In bed, I twist up the sheets again. Strangely, I’m dissatisfied, angrier, after the call. Then a realisation hits me. This is not about forgiving those who called me names — they were just kids being kids, and have all turned out to be lovely people. This is about forgiving myself. I’m just as judgemental of that weird, foreign-looking dork I was. These days, I feel closer to a cool girl. I like fashion. I’ve had an exciting career. Celebs like the Kardashians have helped me appreciate my “exoticness” (aided by laser hair removal).
The next morning, bleary-eyed, I organise my final phone interview, with my year 7 teacher, Mrs Jaunay.
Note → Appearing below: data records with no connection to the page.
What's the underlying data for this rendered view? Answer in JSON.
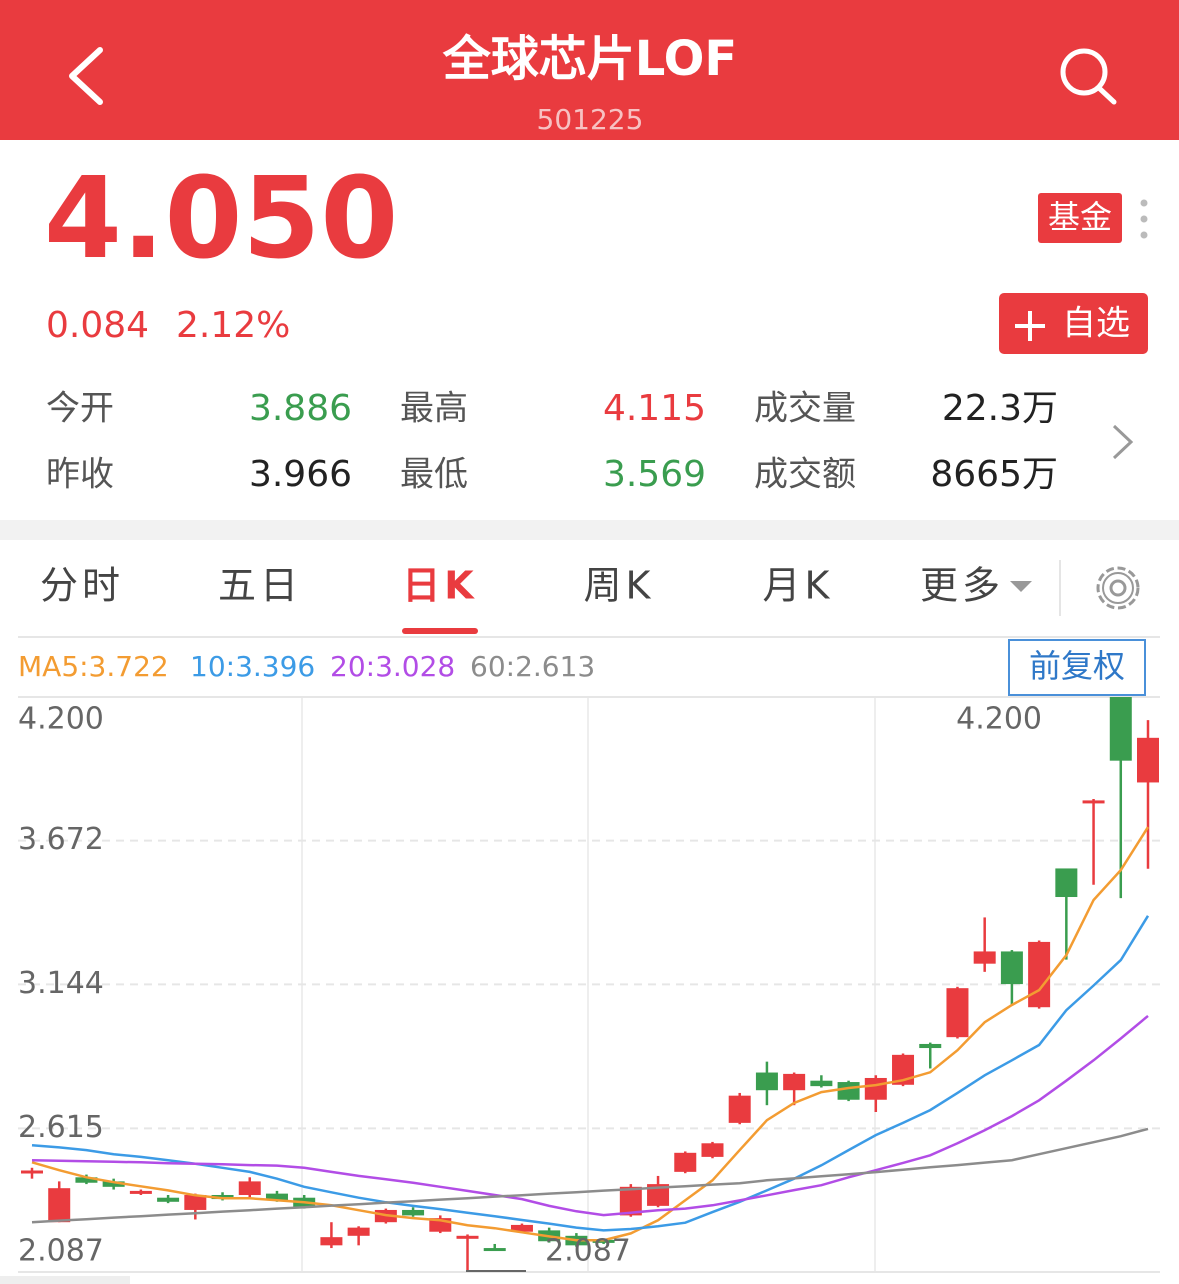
{
  "header": {
    "title": "全球芯片LOF",
    "code": "501225"
  },
  "quote": {
    "price": "4.050",
    "change": "0.084",
    "change_pct": "2.12%",
    "badge": "基金",
    "watch_button": "自选"
  },
  "stats": [
    {
      "label": "今开",
      "value": "3.886",
      "color": "#3a9d4f"
    },
    {
      "label": "最高",
      "value": "4.115",
      "color": "#e93b3f"
    },
    {
      "label": "成交量",
      "value": "22.3万",
      "color": "#222222"
    },
    {
      "label": "昨收",
      "value": "3.966",
      "color": "#222222"
    },
    {
      "label": "最低",
      "value": "3.569",
      "color": "#3a9d4f"
    },
    {
      "label": "成交额",
      "value": "8665万",
      "color": "#222222"
    }
  ],
  "tabs": [
    "分时",
    "五日",
    "日K",
    "周K",
    "月K",
    "更多"
  ],
  "active_tab": 2,
  "chart_data": {
    "type": "candlestick",
    "adjust_button": "前复权",
    "up_color": "#e93b3f",
    "down_color": "#3a9d4f",
    "ylim": [
      2.087,
      4.2
    ],
    "yticks": [
      {
        "value": 4.2,
        "label": "4.200"
      },
      3.672,
      3.144,
      2.615,
      2.087
    ],
    "grid": true,
    "annotations": [
      {
        "value": 4.2,
        "label": "4.200"
      },
      2.087
    ],
    "candles": {
      "open": [
        2.45,
        2.27,
        2.435,
        2.42,
        2.375,
        2.36,
        2.315,
        2.37,
        2.37,
        2.375,
        2.36,
        2.185,
        2.22,
        2.27,
        2.315,
        2.235,
        2.215,
        2.175,
        2.235,
        2.24,
        2.22,
        2.205,
        2.295,
        2.33,
        2.455,
        2.51,
        2.635,
        2.82,
        2.755,
        2.79,
        2.785,
        2.72,
        2.775,
        2.925,
        2.95,
        3.22,
        3.265,
        3.06,
        3.57,
        3.815,
        4.2,
        3.886
      ],
      "high": [
        2.47,
        2.42,
        2.445,
        2.43,
        2.39,
        2.37,
        2.375,
        2.38,
        2.435,
        2.385,
        2.37,
        2.27,
        2.255,
        2.32,
        2.325,
        2.295,
        2.225,
        2.19,
        2.265,
        2.25,
        2.23,
        2.21,
        2.41,
        2.44,
        2.53,
        2.565,
        2.745,
        2.86,
        2.82,
        2.81,
        2.79,
        2.81,
        2.89,
        2.93,
        3.135,
        3.39,
        3.27,
        3.305,
        3.57,
        3.825,
        4.2,
        4.115
      ],
      "low": [
        2.43,
        2.27,
        2.41,
        2.39,
        2.37,
        2.34,
        2.28,
        2.35,
        2.36,
        2.345,
        2.32,
        2.175,
        2.185,
        2.265,
        2.29,
        2.23,
        2.087,
        2.165,
        2.23,
        2.195,
        2.18,
        2.19,
        2.29,
        2.325,
        2.45,
        2.505,
        2.63,
        2.7,
        2.7,
        2.765,
        2.715,
        2.675,
        2.77,
        2.835,
        2.945,
        3.19,
        3.07,
        3.055,
        3.235,
        3.51,
        3.461,
        3.569
      ],
      "close": [
        2.46,
        2.395,
        2.415,
        2.4,
        2.385,
        2.345,
        2.37,
        2.355,
        2.42,
        2.35,
        2.325,
        2.215,
        2.25,
        2.315,
        2.295,
        2.285,
        2.22,
        2.17,
        2.26,
        2.2,
        2.185,
        2.195,
        2.4,
        2.41,
        2.525,
        2.56,
        2.735,
        2.755,
        2.815,
        2.77,
        2.72,
        2.8,
        2.885,
        2.91,
        3.13,
        3.265,
        3.145,
        3.3,
        3.465,
        3.82,
        3.966,
        4.05
      ]
    },
    "series": [
      {
        "name": "MA5:3.722",
        "color": "#f39c32",
        "values": [
          2.49,
          2.461,
          2.435,
          2.417,
          2.402,
          2.387,
          2.369,
          2.358,
          2.358,
          2.351,
          2.343,
          2.332,
          2.314,
          2.296,
          2.285,
          2.277,
          2.259,
          2.248,
          2.233,
          2.218,
          2.204,
          2.204,
          2.229,
          2.277,
          2.351,
          2.424,
          2.535,
          2.645,
          2.708,
          2.748,
          2.763,
          2.774,
          2.792,
          2.821,
          2.902,
          3.005,
          3.068,
          3.123,
          3.251,
          3.454,
          3.564,
          3.722
        ]
      },
      {
        "name": "10:3.396",
        "color": "#3c9be6",
        "values": [
          2.553,
          2.545,
          2.535,
          2.52,
          2.51,
          2.498,
          2.485,
          2.47,
          2.455,
          2.43,
          2.4,
          2.38,
          2.36,
          2.343,
          2.33,
          2.318,
          2.305,
          2.292,
          2.278,
          2.265,
          2.25,
          2.24,
          2.245,
          2.255,
          2.268,
          2.307,
          2.345,
          2.387,
          2.43,
          2.479,
          2.535,
          2.59,
          2.635,
          2.682,
          2.745,
          2.81,
          2.865,
          2.921,
          3.049,
          3.14,
          3.233,
          3.396
        ]
      },
      {
        "name": "20:3.028",
        "color": "#b24de6",
        "values": [
          2.498,
          2.496,
          2.494,
          2.492,
          2.49,
          2.487,
          2.485,
          2.483,
          2.48,
          2.478,
          2.47,
          2.455,
          2.44,
          2.428,
          2.415,
          2.4,
          2.385,
          2.37,
          2.355,
          2.33,
          2.31,
          2.296,
          2.305,
          2.314,
          2.32,
          2.332,
          2.35,
          2.369,
          2.388,
          2.406,
          2.435,
          2.461,
          2.488,
          2.516,
          2.56,
          2.608,
          2.66,
          2.718,
          2.79,
          2.865,
          2.945,
          3.028
        ]
      },
      {
        "name": "60:2.613",
        "color": "#8c8c8c",
        "values": [
          2.27,
          2.276,
          2.281,
          2.287,
          2.292,
          2.298,
          2.303,
          2.309,
          2.314,
          2.32,
          2.325,
          2.331,
          2.336,
          2.342,
          2.347,
          2.353,
          2.358,
          2.364,
          2.369,
          2.375,
          2.38,
          2.386,
          2.391,
          2.397,
          2.402,
          2.408,
          2.413,
          2.424,
          2.431,
          2.439,
          2.446,
          2.454,
          2.463,
          2.472,
          2.48,
          2.489,
          2.498,
          2.52,
          2.542,
          2.564,
          2.586,
          2.613
        ]
      }
    ]
  }
}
One of the first things she asks is if I was one of “The Cats”. I confirm I was. Her reply solidifies that our group wasn’t the hippest, but also offers another slant. “I value the difference your group showed by being prepared to stand alone and do something unusual. Your friendship was strong and you weren’t embarrassed. It was pretty admirable.”
In her 50 years of teaching, it’s kind of cool that we stuck out in her mind, and it’s a reminder that those Aussie pals always saw past my looks.
Afterwards, I click on the Facebook group for my school’s anniversary celebrations. Maybe it would be good to make my return. That strange wog kid was the chrysalis of the resilient creative I’ve become. Who wants to be a cardboard cut-out anyway? Maybe I’ll even wear the “Black Cat” tee.
Carla Caruso is the author of The Right Place (Harlequin HQ).